Palms and passion

March 28, 2012

It is tempting to think of the Upper Room scene in the Gospels’
passion narratives as a dreamy, candle-lit fellowship meal rather than,
as Ched Myers has said, “the conflict-ridden final hours of a fugitive community in hiding.” 

Likewise it’s easy to interpret Jesus’ experience in Gethsemane
as calm, resolute submission to a pre-ordained plan instead of the
deep, sweaty struggle of a man coming to terms with his revolutionary
calling.

On the Sunday before Easter, churches often follow “The Liturgy of
the Palms” with “The Liturgy of the Passion.” This choice is usually
made when a church won’t be holding Holy Week services or, more
conspiratorially, when turnout is expected to be low on Maundy Thursday
and Good Friday. Going from the high of Palm Sunday to the high of
Easter is, as seasoned pastors know, to cheat and be cheated.

That we call these long, dense narratives “liturgies” reminds us that
when we read and hear them we are not innocent bystanders–we
are implicated in the stories; we have “work” to do in them. We are the
crowd along the streets of Jerusalem shouting, “Hosanna! Hosanna!” and
we are the same mob on Good Friday screaming, “Crucify him! Crucify
him!” As Fleming Rutledge
has noted, “the liturgy of Palm Sunday is set up to show you how you
can say one thing one minute and its opposite the next. This is the
nature of the sinful human being.”

In looking at the cruxifixion, Rutledge also says this:

What we see and hear in Jesus’ death is not just his
solidarity with the victims of this world. It is that, but it is not
only that.

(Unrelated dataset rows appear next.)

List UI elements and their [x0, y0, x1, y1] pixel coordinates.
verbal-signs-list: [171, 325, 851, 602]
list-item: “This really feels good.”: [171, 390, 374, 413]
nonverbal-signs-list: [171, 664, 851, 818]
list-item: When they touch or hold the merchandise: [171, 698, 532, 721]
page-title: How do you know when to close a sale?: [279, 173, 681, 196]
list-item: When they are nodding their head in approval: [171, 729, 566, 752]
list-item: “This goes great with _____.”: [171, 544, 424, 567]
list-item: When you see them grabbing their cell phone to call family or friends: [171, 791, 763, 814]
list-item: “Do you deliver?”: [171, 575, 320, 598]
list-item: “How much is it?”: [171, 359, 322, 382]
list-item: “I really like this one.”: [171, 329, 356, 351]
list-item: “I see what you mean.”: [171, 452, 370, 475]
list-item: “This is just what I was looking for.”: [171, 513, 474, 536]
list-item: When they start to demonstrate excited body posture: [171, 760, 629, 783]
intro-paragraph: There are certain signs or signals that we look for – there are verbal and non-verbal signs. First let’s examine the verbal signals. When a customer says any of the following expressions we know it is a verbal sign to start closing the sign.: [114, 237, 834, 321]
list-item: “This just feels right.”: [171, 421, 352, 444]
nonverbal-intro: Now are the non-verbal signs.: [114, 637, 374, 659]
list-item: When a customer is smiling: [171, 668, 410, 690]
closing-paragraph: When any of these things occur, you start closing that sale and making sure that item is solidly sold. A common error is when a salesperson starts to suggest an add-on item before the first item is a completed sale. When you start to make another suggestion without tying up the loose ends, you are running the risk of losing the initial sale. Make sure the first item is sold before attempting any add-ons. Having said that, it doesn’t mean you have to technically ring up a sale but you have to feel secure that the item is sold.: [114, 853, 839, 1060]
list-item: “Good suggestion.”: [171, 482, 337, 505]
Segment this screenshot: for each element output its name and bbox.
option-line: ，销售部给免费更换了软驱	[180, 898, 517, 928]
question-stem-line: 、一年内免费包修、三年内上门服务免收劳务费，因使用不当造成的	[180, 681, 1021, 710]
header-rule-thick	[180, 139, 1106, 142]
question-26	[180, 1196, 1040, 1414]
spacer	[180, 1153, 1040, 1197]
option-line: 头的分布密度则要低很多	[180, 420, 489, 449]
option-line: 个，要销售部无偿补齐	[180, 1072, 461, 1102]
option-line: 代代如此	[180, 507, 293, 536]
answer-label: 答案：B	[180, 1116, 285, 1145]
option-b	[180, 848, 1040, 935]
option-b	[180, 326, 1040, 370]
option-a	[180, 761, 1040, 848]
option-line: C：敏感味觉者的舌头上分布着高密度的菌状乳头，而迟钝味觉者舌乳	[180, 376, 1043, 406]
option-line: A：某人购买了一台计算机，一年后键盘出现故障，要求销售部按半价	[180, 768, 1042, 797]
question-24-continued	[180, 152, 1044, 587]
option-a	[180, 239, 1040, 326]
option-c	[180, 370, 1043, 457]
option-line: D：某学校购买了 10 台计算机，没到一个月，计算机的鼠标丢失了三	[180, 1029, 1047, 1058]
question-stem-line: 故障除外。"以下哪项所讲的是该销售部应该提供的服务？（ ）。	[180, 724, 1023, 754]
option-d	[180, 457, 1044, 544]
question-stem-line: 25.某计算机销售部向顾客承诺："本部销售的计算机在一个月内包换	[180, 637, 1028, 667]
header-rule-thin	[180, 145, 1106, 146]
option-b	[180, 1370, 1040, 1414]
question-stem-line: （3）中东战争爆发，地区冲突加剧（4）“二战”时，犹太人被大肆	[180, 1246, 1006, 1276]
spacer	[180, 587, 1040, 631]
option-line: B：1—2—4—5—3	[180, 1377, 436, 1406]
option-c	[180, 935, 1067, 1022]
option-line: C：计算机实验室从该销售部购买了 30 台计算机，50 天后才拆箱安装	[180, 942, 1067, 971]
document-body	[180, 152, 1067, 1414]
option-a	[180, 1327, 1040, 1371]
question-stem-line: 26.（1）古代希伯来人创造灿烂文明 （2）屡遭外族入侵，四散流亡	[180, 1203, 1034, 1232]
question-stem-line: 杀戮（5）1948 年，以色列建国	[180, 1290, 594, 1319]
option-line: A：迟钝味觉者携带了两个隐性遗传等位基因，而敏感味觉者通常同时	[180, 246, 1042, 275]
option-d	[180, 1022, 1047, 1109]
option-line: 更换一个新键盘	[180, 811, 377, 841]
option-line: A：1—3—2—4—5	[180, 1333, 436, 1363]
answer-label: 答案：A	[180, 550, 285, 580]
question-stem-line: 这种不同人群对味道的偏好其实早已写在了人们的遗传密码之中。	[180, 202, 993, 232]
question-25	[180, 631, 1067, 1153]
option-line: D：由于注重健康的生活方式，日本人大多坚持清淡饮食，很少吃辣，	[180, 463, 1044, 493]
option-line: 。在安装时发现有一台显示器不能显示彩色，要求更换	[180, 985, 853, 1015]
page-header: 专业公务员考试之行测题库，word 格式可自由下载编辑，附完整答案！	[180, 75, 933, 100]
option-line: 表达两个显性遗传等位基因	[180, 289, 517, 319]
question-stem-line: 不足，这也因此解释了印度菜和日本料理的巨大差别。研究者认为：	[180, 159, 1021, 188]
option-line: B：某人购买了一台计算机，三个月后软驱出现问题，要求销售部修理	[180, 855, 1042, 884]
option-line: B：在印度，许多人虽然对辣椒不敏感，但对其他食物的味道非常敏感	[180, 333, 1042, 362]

What we see and hear in the Cry of Dereliction is Jesus’
identification in his Cross not only with the innocent victims of this world but also with their torturers . . . What Jesus assumes on the Cross is not only the suffering of innocents but also the wickedness of those who inflict suffering.

And when Jesus says, “Father, forgive them; for they do not know what they are doing” (Luke 23:34), “he makes himself one, not only with my pain but with my sin–because I myself, and you yourselves, and all of us ourselves, are sometimes victims of others and sometimes torturers of others and sometimes both, and when we recognize this we are, as Jesus says to the scribe, ‘not far from the kingdom.’”

To know this deeply is to do the work of Holy Week. Romantic readings
of Jesus’ passion keep us at a safe, neutral distance. The liturgy of
the palms and the liturgy of the passion put us in the thick of things
where we play many parts. And they are clarifying roles: we see our
duplicity and our honest striving; we know ourselves culpable and forgiven.

The journey is the thing. Easter breaks forth. But not yet.